Qu’est-ce qui vous a plu dans l’aventure OdinO ?

Son originalité ! J’ai produit 56 spectacles dans ma vie, mais depuis quelques temps j’ai ralenti le rythme : je ne veux faire que ce qui m’amuse et si possible, ce qui n’existe pas ailleurs. OdinO, ce sont les plus grands tubes d’hier et d’aujourd’hui joués autrement, et après avoir écouté les spectateurs à la sortie des premières, je crois que nous avons visé juste.

Vous aviez une idée précise du résultat ?

Non, et c’est bien pour ça qu’il est important de travailler en équipe. Il y a une citation de Jules Renard qui me résume bien : « Je ne suis pas sûr d’avoir du goût, mais j’ai le dégoût très sûr. » Comme je sais dire ce dont je ne veux pas, au final, il reste ce que je voulais (rires).

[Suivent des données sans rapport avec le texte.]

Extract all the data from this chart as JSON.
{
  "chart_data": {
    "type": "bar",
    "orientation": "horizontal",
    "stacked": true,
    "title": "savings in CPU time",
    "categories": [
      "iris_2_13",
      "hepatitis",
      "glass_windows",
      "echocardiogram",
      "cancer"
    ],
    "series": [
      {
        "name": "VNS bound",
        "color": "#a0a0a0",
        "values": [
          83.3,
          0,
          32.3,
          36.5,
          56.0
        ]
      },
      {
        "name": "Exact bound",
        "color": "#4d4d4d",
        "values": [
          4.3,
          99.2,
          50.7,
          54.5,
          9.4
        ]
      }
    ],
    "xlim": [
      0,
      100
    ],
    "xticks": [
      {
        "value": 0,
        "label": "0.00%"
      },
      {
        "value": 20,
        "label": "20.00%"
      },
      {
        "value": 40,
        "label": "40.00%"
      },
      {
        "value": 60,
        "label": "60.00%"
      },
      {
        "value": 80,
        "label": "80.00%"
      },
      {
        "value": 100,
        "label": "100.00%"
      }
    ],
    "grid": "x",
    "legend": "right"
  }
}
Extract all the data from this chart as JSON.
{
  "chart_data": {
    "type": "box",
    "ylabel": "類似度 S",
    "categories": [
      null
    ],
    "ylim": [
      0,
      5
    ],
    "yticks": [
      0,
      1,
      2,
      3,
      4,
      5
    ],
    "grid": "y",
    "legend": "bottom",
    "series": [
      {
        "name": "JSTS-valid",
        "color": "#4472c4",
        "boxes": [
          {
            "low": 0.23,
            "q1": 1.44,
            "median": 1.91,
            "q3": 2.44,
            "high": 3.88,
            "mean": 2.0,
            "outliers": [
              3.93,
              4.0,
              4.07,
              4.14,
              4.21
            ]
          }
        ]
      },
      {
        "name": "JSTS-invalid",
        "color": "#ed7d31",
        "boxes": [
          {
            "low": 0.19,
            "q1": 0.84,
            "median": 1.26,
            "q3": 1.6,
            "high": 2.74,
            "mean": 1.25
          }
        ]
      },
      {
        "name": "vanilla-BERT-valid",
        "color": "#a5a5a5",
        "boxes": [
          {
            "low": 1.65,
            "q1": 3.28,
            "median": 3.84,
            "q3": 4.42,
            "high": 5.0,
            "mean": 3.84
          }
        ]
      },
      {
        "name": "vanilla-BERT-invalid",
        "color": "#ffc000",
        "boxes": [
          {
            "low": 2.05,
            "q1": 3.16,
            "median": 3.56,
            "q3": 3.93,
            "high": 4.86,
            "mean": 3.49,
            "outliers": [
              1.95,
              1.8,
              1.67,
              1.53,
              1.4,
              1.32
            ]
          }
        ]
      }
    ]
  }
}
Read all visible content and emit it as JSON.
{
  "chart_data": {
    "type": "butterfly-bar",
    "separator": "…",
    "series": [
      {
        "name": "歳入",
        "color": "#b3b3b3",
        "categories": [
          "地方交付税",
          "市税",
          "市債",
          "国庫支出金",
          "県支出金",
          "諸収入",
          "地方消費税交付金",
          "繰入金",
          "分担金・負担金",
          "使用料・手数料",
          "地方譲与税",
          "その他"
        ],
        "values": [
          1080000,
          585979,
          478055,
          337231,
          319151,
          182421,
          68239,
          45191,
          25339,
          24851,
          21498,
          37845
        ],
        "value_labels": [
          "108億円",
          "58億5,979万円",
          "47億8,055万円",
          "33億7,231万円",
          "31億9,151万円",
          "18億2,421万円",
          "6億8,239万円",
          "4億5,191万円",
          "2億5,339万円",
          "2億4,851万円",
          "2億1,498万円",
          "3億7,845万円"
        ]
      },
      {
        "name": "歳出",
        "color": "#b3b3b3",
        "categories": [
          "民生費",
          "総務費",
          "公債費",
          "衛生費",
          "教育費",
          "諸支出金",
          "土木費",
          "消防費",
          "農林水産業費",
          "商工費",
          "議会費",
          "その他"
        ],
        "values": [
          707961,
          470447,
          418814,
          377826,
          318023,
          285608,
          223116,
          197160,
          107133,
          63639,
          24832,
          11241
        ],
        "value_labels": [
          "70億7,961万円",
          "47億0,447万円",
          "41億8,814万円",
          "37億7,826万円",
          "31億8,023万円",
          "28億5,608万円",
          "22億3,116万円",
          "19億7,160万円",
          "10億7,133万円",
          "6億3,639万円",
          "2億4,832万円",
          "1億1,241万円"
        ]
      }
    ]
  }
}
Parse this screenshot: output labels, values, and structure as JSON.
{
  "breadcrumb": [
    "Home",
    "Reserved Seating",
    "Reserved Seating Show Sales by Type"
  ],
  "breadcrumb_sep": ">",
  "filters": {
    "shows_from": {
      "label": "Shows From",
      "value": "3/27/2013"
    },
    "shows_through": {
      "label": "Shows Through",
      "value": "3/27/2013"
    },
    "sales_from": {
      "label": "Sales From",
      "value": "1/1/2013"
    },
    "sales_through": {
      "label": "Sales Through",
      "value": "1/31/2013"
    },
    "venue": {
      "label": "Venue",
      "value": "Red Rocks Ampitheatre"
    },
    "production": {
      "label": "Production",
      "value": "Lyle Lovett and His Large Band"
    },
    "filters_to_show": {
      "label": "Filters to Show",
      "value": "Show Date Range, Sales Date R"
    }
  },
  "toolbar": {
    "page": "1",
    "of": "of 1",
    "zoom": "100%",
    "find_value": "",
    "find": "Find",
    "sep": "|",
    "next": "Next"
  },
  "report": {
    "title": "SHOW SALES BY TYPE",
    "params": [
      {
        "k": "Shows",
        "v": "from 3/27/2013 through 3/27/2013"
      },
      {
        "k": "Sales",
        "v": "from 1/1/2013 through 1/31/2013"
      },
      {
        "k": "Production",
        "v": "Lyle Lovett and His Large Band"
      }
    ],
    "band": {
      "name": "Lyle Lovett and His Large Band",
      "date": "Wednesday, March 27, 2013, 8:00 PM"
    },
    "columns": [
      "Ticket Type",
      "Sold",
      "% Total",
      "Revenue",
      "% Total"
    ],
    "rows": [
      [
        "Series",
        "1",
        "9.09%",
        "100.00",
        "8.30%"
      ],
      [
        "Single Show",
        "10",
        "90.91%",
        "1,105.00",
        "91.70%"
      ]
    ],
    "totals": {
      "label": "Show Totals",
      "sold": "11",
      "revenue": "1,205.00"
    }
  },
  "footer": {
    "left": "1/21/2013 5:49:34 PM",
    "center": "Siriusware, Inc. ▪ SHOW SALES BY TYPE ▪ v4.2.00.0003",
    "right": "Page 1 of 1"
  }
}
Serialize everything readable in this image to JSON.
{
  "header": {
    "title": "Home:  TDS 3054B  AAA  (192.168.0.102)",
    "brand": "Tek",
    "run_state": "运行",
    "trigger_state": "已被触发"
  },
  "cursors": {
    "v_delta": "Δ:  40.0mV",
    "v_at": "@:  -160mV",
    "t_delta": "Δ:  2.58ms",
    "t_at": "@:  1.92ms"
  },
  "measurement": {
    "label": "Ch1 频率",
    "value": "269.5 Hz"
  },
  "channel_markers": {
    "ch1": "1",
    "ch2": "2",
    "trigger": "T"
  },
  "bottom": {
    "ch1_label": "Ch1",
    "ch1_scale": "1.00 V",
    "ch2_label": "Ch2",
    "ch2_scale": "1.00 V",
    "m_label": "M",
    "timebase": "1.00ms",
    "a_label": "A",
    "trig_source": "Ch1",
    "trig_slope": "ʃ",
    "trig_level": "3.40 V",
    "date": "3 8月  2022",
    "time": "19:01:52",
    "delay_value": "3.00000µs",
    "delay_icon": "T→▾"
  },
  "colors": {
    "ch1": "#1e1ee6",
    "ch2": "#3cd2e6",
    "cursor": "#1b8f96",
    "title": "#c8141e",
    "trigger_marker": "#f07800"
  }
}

Comment avez-vous rencontré ces artistes ?

On m’a présenté Mathieu Lamboley, qui est un jeune compositeur et arrangeur bourré de talent. Il a assuré la direction artistique et musicale d’OdinO. Ensuite, il fallait un chef d’orchestre qui ait une vraie présence scénique et qui soit assez polyvalent. Quand j’ai rencontré Sylvain Audinovski, il travaillait déjà sur cette ouverture du classique vers la pop à travers son Ensemble Bonsaï, un orchestre réduit qui part à la rencontre des gens. Il sait captiver son auditoire, il parle de la musique avec un langage accessible et c’est ce qui m’a plu.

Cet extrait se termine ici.